The world's largest atom smasher has revealed a new kind of particle, and so far, it leads a charmed existence.
The discovery of the particle, which is made up of two so-called charm quarks, validates the predictions of the Standard Model, the current reigning model of particle physics.
The new particle was discovered at the Large Hadron Collider (LHC), a 16-mile-long (27 kilometers) underground ring near Geneva, Switzerland, where protons zoom at near light-speed before smashing into each other. As the protons disintegrated in a recent experiment, the new particle, called the Xi-cc-plus-plus (the "Xi" is pronounced "ksi"), emerged.
New member of the particle zoo
The Xi joins a menagerie of other particles that form the world of the very small. The Xi is a baryon, which means a particle made of three even smaller particles called quarks. The most famous baryons are protons and neutrons, which make up everyday matter. Quarks, meanwhile, come in six varieties (called "flavors"), and by mixing and matching different flavors and numbers of quarks, nature produces baryons with different masses and charges. The quark flavors are: up, down, top, bottom, charm and strange.
The newly discovered Xi particle is a heavyweight. Consisting of two charm quarks and an up quark, it weighs in at 3,621 million electron volts (MeV), according to a statement from CERN , the European Organization for Nuclear Research, which runs the LHC. For comparison, a proton, which is made of two up quarks and a down quark, weighs in at 938 MeV. (Because mass can be translated into energy using Albert Einstein's E=mc^2, particle masses are measured in electron volts, which is how much energy their mass represents.)
The new, exotic particle wasn't seen directly at the LHC, because it lasts for only a tiny fraction of a second. In this instance, researchers identified the Xi-cc by its decay products. The Xi decays into a particle called the lambda baryon and three lighter particles, the K- (or kaon) and two pions.
Long-sought particle finally found
Physicists previously predicted the existence of the Xi-cc, but it wasn't clear what the mass of the particle would be; nobody knew if the theoretical predictions were correct.
As it happened, the theories were right — the mass was what it was supposed to be. "If there were anomalies, uncharted interactions among the quarks, they might show up as the masses being off from predictions," said Jonathan Rosner, an emeritus professor of physics at the University of Chicago who outlined a theoretical mass for the Xi in 2014.
The mass of the Xi turned out to be about 3,621 MeV. Rosner's study got a figure that was quite close: 3,627 MeV.
An earlier experiment at Fermilab, called the Segmented Large X Baryon Spectrometer (SELEX), had appeared to find the Xi in 2002, but Rosner noted that the mass estimate seemed too low.
"They got a mass 100 MeV lower than reasonable predictions," Rosner told Live Science.

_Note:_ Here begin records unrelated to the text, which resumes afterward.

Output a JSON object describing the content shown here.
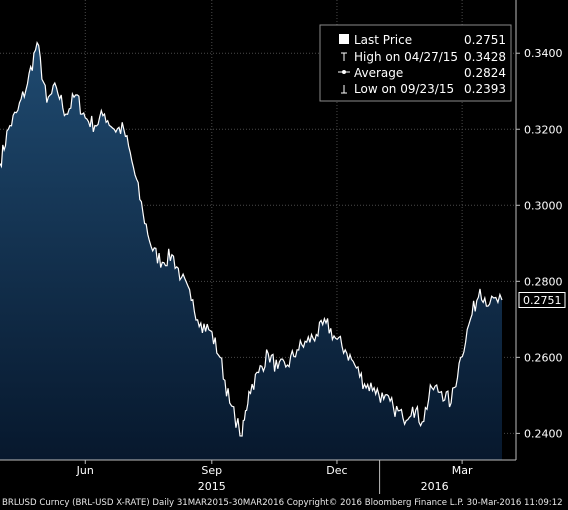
{
  "chart_data": {
    "type": "area",
    "title": "",
    "xlabel": "",
    "ylabel": "",
    "ylim": [
      0.233,
      0.354
    ],
    "y_ticks": [
      "0.2400",
      "0.2600",
      "0.2800",
      "0.3000",
      "0.3200",
      "0.3400"
    ],
    "x_ticks": [
      {
        "label": "Jun",
        "date": "2015-06-01"
      },
      {
        "label": "Sep",
        "date": "2015-09-01"
      },
      {
        "label": "Dec",
        "date": "2015-12-01"
      },
      {
        "label": "Mar",
        "date": "2016-03-01"
      }
    ],
    "year_labels": [
      {
        "label": "2015",
        "date": "2015-09-01"
      },
      {
        "label": "2016",
        "date": "2016-02-10"
      }
    ],
    "year_separators": [
      "2016-01-01"
    ],
    "grid": true,
    "colors": {
      "line": "#ffffff",
      "area_top": "#1f4a70",
      "area_bottom": "#07182d",
      "grid": "#4a4a4a"
    },
    "last_value_label": "0.2751",
    "legend": {
      "placement": "top-right",
      "items": [
        {
          "icon": "last-price-swatch",
          "label": "Last Price",
          "value": "0.2751"
        },
        {
          "icon": "high-marker",
          "label": "High on 04/27/15",
          "value": "0.3428"
        },
        {
          "icon": "average-marker",
          "label": "Average",
          "value": "0.2824"
        },
        {
          "icon": "low-marker",
          "label": "Low on 09/23/15",
          "value": "0.2393"
        }
      ]
    },
    "series": [
      {
        "x": [
          "2015-03-31",
          "2015-04-06",
          "2015-04-13",
          "2015-04-20",
          "2015-04-27",
          "2015-05-04",
          "2015-05-11",
          "2015-05-18",
          "2015-05-25",
          "2015-06-01",
          "2015-06-08",
          "2015-06-15",
          "2015-06-22",
          "2015-06-29",
          "2015-07-06",
          "2015-07-13",
          "2015-07-20",
          "2015-07-27",
          "2015-08-03",
          "2015-08-10",
          "2015-08-17",
          "2015-08-24",
          "2015-08-31",
          "2015-09-07",
          "2015-09-14",
          "2015-09-23",
          "2015-09-28",
          "2015-10-05",
          "2015-10-12",
          "2015-10-19",
          "2015-10-26",
          "2015-11-02",
          "2015-11-09",
          "2015-11-16",
          "2015-11-23",
          "2015-11-30",
          "2015-12-07",
          "2015-12-14",
          "2015-12-21",
          "2015-12-28",
          "2016-01-04",
          "2016-01-11",
          "2016-01-18",
          "2016-01-25",
          "2016-02-01",
          "2016-02-08",
          "2016-02-15",
          "2016-02-22",
          "2016-02-29",
          "2016-03-07",
          "2016-03-14",
          "2016-03-21",
          "2016-03-30"
        ],
        "values": [
          0.311,
          0.32,
          0.325,
          0.332,
          0.3428,
          0.327,
          0.331,
          0.324,
          0.329,
          0.323,
          0.321,
          0.324,
          0.32,
          0.32,
          0.31,
          0.298,
          0.288,
          0.285,
          0.287,
          0.281,
          0.275,
          0.269,
          0.267,
          0.26,
          0.248,
          0.2393,
          0.251,
          0.256,
          0.261,
          0.257,
          0.258,
          0.262,
          0.264,
          0.266,
          0.269,
          0.265,
          0.262,
          0.258,
          0.253,
          0.252,
          0.249,
          0.247,
          0.244,
          0.247,
          0.243,
          0.252,
          0.251,
          0.248,
          0.26,
          0.27,
          0.278,
          0.274,
          0.2751
        ]
      }
    ]
  },
  "footer": {
    "text": "BRLUSD Curncy (BRL-USD X-RATE) Daily 31MAR2015-30MAR2016 Copyright© 2016 Bloomberg Finance L.P. 30-Mar-2016 11:09:12"
  }
}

Had the LHC found such a low mass, it would have shown that there was something wrong in the Standard Model, Rosner said. But that didn't happen; the Xi behaved as Rosner predicted, and the Standard Model has survived yet another experiment.
The discovery also proved baryons with two heavy quarks actually exist, something physicists couldn't say for sure until now even though the theories all said they should, according to CERN. Previous experiments had produced many particles with one heavy quark, but never two. Baryons like the Xi that have two charm quarks are called "doubly charmed."

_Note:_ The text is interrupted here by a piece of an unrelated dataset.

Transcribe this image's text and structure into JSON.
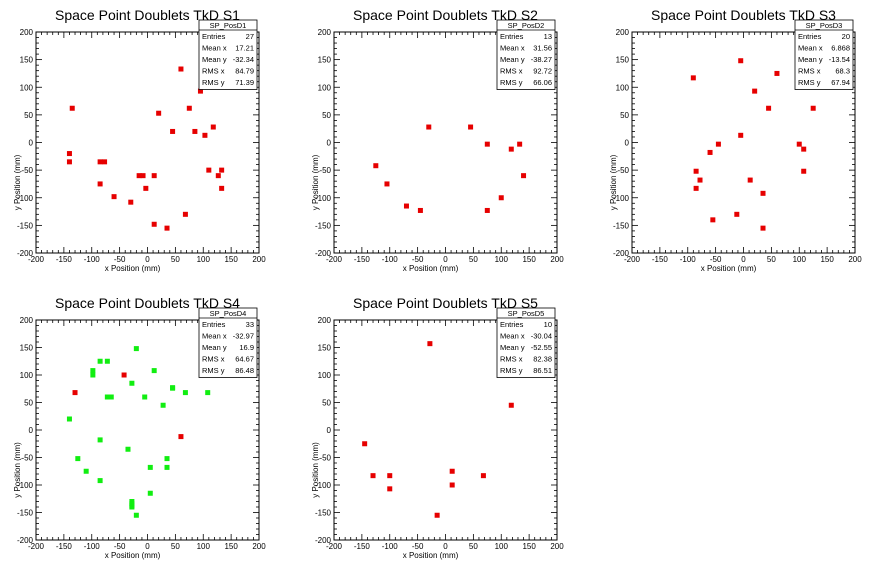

Another weird thing about the Xi, compared to its more ordinary cousins, is that the massive charm quarks leave the lightweight up quark "orbiting" its heavier cousins. (Strictly speaking this isn't quite how things work, because quarks are quantum mechanical objects, so they don't have positions like bowling balls do, but rather behave more like waves ). In a proton, the quark masses are more similar, so they move around each other in a different way.
"In contrast to other baryons, in which the three quarks perform an elaborate dance around each other, a doubly heavy baryon is expected to act like a planetary system, where the two heavy quarks play the role of heavy stars orbiting one around the other, with the lighter quark orbiting around this binary system," Guy Wilkinson, former spokesperson for an LHC experiment called LHCb, said in a statement.
The findings could bring new insights about the strong interaction , the force that binds particles together, researchers said.
"Finding a doubly-heavy-quark baryon is of great interest as it will provide a unique tool to further probe quantum chromodynamics, the theory that describes the strong interaction, one of the four fundamental forces," Giovanni Passaleva, spokesperson for the LHCb collaboration, said in a statement. "Such particles will thus help us improve the predictive power of our theories."
The study outlining the results has been submitted to the journal Physical Review Letters.